【執着兄弟の溺愛シリーズ】エリート救急医は契約結婚した妻を極上の執着愛で囲い込む
第四章 明かされた真実
武尊さんが私にネックレスをくれたのは、あの日のキスの彼なりの罪滅ぼしだったんだろうか。
 彼には愛する人がいるし、そうだとしか思えない。
 けれど、愛する武尊さんからプレゼントをもらって嬉しくないわけがない。
 首元でネックレスが揺れる度に、私は彼を思い出して胸を熱くさせた。
 それから二週間が経った。
 この日の朝、出勤した私が診療所の外に出て掃き掃除をしている時、突然声を掛けられた。
「小春ちゃん」
「あっ、山田さん! おはようございます」
 笑顔で頭を下げると、山田さんが私の前まで歩み寄った。
「今日は早いですね。診察ですか?」
 不思議に思っていると、山田さんは穏やかに微笑んで首を横に振った。
「違うよ。最近、散歩が趣味でね。偶然通りかかっただけ」
「そうだったんですね」
「そういえば、小春ちゃん、結婚したの?」
「え……?」
「それ、結婚指輪でしょ? おめでとう」
 山田さんは私の左手を指差した。
「ああ……ありがとうございます」
 微笑みながらお礼を言うと、山田さんが唇を尖らせた。
「僕と小春ちゃんの仲なんだから、そういうことは早く教えて欲しかったよ。水臭いなぁ」
 山田さんは冗談ぽく言うも、私を見つめる視線は射貫くように冷たい。
「そうですよね、すみません……。山田さんには色々お世話になっていたのに……」
 武尊さんとの結婚が決まった時、山田さんに話そうかと悩んだ。院長や一緒に働く鈴木さんや古関さんに相談すると、『言わなくていい』とアドバイスをもらった。
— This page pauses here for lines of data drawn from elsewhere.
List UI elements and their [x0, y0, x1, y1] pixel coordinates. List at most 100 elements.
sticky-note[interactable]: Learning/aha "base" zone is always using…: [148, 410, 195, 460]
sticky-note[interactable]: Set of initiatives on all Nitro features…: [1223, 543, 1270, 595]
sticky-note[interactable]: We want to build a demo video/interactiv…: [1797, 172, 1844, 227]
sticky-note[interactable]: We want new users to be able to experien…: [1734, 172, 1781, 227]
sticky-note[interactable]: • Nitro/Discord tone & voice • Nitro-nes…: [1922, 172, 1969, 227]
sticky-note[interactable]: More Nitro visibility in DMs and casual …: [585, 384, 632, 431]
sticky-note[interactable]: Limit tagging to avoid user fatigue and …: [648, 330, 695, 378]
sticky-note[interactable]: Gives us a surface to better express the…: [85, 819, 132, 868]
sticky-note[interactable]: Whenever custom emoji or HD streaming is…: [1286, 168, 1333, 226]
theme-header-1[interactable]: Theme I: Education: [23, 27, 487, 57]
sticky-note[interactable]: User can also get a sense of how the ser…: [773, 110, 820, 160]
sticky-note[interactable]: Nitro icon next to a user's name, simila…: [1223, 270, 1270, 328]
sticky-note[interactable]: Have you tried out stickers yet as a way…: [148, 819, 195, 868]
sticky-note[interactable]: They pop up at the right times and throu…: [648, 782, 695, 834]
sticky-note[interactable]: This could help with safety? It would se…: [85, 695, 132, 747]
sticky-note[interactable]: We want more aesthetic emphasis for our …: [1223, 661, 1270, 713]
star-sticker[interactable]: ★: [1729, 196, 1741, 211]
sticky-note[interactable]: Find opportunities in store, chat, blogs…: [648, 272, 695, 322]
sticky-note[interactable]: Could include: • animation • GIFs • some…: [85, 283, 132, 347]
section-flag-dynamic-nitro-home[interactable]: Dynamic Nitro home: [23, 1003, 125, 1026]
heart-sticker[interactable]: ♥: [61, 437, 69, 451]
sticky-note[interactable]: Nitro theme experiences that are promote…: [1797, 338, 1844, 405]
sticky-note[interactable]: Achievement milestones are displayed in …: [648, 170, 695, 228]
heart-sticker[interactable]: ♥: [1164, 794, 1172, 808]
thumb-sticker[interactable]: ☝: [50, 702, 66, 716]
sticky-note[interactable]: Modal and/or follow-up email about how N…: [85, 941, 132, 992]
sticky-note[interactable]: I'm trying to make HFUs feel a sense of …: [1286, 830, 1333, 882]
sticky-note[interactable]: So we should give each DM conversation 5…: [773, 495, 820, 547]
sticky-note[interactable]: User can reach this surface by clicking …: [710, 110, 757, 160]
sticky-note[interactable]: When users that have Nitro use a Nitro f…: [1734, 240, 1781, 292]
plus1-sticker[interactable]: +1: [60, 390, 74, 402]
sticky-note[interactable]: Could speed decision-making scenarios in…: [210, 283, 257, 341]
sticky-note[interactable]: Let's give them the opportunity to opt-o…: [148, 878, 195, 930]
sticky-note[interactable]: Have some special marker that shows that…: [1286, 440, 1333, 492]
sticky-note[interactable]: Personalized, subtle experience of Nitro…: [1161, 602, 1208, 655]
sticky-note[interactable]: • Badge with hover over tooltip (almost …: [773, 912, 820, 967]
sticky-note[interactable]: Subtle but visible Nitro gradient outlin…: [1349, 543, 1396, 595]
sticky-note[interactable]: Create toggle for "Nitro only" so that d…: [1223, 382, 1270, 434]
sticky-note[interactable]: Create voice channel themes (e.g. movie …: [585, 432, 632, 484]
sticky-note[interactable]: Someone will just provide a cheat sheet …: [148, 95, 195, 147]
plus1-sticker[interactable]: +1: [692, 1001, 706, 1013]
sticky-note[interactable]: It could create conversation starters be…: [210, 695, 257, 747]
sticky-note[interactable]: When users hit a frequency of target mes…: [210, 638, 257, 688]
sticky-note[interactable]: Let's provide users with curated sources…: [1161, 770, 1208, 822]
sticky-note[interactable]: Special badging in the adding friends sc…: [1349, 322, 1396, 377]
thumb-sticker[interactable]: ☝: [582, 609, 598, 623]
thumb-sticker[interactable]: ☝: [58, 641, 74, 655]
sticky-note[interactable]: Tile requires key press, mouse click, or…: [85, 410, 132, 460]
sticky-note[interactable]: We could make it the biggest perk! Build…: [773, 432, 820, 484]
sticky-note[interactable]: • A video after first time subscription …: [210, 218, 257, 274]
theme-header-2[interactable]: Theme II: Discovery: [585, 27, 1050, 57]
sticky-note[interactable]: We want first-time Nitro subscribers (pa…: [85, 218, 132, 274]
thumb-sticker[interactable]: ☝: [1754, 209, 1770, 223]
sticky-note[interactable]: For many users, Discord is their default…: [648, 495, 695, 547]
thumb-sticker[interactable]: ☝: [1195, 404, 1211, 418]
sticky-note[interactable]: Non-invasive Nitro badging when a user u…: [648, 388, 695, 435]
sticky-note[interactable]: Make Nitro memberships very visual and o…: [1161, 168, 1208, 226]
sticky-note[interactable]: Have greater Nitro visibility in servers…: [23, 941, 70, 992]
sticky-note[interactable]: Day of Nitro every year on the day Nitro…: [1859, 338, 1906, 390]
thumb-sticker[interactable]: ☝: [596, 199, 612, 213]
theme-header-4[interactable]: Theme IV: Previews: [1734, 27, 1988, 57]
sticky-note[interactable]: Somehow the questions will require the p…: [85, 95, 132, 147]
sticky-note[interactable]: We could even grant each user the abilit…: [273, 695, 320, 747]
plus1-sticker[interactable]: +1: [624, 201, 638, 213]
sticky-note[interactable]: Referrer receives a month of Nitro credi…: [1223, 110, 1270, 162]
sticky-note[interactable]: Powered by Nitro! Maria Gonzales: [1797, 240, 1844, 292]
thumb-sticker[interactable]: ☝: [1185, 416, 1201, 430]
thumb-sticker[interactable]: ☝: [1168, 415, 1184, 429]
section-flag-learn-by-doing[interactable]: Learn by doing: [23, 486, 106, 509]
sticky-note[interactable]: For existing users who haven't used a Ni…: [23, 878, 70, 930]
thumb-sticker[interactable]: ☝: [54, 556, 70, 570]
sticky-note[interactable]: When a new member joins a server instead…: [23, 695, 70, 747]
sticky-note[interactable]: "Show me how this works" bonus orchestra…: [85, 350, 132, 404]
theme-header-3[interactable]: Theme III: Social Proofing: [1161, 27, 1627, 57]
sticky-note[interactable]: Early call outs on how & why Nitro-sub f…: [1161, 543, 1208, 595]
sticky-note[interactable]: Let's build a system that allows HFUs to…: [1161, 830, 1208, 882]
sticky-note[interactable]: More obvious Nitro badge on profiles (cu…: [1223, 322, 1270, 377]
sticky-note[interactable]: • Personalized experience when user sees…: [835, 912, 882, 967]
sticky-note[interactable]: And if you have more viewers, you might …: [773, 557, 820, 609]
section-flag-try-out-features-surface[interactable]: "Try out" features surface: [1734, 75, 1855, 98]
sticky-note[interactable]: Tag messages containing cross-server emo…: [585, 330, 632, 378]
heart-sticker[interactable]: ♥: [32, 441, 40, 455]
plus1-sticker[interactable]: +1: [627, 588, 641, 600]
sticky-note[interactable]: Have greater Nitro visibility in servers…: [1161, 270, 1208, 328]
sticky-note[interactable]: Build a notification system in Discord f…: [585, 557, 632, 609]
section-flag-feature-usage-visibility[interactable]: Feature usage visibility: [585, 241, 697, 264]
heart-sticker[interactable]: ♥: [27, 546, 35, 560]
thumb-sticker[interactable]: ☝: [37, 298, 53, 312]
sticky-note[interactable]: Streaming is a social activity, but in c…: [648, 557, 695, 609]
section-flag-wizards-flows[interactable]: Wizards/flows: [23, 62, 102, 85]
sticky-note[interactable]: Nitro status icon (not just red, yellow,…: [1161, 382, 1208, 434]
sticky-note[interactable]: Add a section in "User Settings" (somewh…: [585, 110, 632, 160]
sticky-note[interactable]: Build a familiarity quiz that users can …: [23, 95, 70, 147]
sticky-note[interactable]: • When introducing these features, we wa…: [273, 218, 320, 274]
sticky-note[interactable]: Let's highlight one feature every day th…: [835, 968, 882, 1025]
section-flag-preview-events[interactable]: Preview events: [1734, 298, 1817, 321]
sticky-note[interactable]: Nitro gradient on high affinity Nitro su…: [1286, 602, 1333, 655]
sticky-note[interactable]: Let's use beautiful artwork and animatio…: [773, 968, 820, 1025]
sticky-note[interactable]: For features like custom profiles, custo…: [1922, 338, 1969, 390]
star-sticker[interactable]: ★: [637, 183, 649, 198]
 ただ山田さんには、私だけではなく妹や祖母もお世話になった。
 山田さんに結婚を告げない選択をしたものの、不義理を働き気を悪くさせてしまっただろうかと申し訳ない気持ちになる。
「本当にすみません。あっ、そろそろ戻らなくちゃ……。失礼します」
 丁寧に頭を下げると、私はホウキを片付けて開院準備を始めた。
 そしてその日の夕方、勤務を終えると院長が険しい表情を浮かべてスタッフを集めた。
「実は今日、ポストにこんな物が入っていたんだ」
 院長が取り出したA4用紙の紙には【河合小春は裏切者】と赤文字で印刷してあった。
「え……」
 途端、心臓がドクンッと震えた。スタッフたちはざわつき驚いたように一斉に私に目を向ける。
「院長先生……これって……」
 動揺しながらなんとか言葉を紡ぐ。
「宛名は不明だ。河合さんだけでなく、何か心当たりがある人がいたら教えてくれないか?」
 寒くもないのに膝が震え、指先が凍り付く。
 いったい誰がこんなものを……?
 その時、あることを思い出した。
「実は……以前から無言電話が……。その人かもしれません」
 院長や他のスタッフに掻い摘んで話すと、鈴木さんが励ますように私の背中を擦った。
とはいえ、非通知着信の無言電話が数回続き、さすがに気味が悪くなり拒否設定にしてある。